Dylan Jason Syer, 29, was arraigned in New York on Wednesday for grand larceny, identity theft, and a host of other charges for racking up “unauthorized charges and purchases on the comedian’s credit cards” between 2017 to 2019.
“No one is immune to being targeted by fraudsters. This defendant, who owned a personal shopper business, used legitimate purchases to gain access and then allegedly continued to charge the actor’s credit cards for astronomical sums of money,” said Queens County District Attorney Melinda Katz.
Syer, who owns a personal shopping business, was contracted to buy numerous items for the Jumanji star, and was given access to various credit card numbers to make the purchases. Over a course of 19 months, he used the cards to purchase himself over a million dollar’s worth of swag.
Syer charged the comedian’s credit card to pour nearly $923,000 directly into his business account and purchased $240,000 in watches and jewelry. With Hart’s stolen cash, Syer bought himself fine art, collectibles, and luxury items including $400,000 in Patek Phillipe watches, a Sam Freidman painting, Louis Vuitton bags, and Bearbrick collectible dolls.
“The defendant thought he was beyond reach and was living out his uber-rich lifestyle fantasies.

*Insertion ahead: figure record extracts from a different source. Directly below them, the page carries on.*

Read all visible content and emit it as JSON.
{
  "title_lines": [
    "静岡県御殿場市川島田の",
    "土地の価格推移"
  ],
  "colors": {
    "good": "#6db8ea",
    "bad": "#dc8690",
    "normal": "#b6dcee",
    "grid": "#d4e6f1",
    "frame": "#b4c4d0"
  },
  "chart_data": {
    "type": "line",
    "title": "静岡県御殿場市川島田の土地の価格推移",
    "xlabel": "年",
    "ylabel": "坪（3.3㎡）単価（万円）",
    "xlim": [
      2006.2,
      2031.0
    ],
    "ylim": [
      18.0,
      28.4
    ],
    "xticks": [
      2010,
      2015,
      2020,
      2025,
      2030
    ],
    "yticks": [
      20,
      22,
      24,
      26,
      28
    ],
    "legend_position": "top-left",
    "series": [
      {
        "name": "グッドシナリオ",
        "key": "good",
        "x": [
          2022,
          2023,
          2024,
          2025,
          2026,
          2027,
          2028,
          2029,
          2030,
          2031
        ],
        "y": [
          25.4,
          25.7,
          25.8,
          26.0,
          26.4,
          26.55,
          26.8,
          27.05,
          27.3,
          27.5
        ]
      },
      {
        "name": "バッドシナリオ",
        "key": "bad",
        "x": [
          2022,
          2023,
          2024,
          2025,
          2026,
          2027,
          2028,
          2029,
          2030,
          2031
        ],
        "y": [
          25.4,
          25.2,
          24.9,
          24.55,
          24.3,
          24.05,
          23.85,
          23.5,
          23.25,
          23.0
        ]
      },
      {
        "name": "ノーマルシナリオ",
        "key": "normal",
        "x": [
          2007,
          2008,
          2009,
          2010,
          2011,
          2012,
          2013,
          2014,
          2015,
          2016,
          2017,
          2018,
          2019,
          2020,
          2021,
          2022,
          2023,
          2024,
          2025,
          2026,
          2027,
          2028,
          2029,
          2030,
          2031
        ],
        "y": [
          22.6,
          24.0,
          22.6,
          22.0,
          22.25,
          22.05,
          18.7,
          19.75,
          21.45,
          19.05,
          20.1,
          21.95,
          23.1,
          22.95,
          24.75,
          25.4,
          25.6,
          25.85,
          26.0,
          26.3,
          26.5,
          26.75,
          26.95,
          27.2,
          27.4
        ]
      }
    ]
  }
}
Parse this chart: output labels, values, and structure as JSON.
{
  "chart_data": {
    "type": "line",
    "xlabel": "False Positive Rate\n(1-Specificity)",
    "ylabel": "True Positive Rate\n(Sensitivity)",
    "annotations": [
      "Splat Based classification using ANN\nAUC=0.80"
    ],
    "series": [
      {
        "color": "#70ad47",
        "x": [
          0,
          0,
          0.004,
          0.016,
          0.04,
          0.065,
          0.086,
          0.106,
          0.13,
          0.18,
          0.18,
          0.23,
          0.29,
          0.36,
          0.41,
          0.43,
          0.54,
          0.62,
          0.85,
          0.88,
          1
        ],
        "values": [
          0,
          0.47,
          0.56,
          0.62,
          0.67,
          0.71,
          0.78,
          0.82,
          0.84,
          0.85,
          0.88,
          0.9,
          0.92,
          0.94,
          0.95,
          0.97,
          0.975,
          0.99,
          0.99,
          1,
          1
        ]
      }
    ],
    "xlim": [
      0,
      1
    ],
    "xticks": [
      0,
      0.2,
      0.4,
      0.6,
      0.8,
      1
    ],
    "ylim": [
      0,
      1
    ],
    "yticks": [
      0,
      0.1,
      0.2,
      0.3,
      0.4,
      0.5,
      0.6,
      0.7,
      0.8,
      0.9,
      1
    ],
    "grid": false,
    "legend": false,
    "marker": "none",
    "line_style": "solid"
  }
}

But my team uncovered the bogus purchases – from the credit card charges being processed by the bank, down to tracking FedEx packages delivered to Syer’s home and business,” Katz commented.
Authorities seized more than $250,000 worth of cash and goods from Syer’s home on Wednesday, and the DA is filing asset forfeiture action to recover Hart’s stolen funds.
“I want to send a strong message to the defendant and others who seek financial gain through the victimization of others, that my team and I are committed to aggressively pursuing these actions and separating those who commit crimes from their ill-gotten gains, and returning those funds, where practical, to support the victims,” Katz cautioned.
Syer was indicted on 10-counts including grand larceny in the first and second degree, criminal possession of stolen property, scheme to defraud, and identity theft. If convicted of the crimes he faces up to 25 years in prison.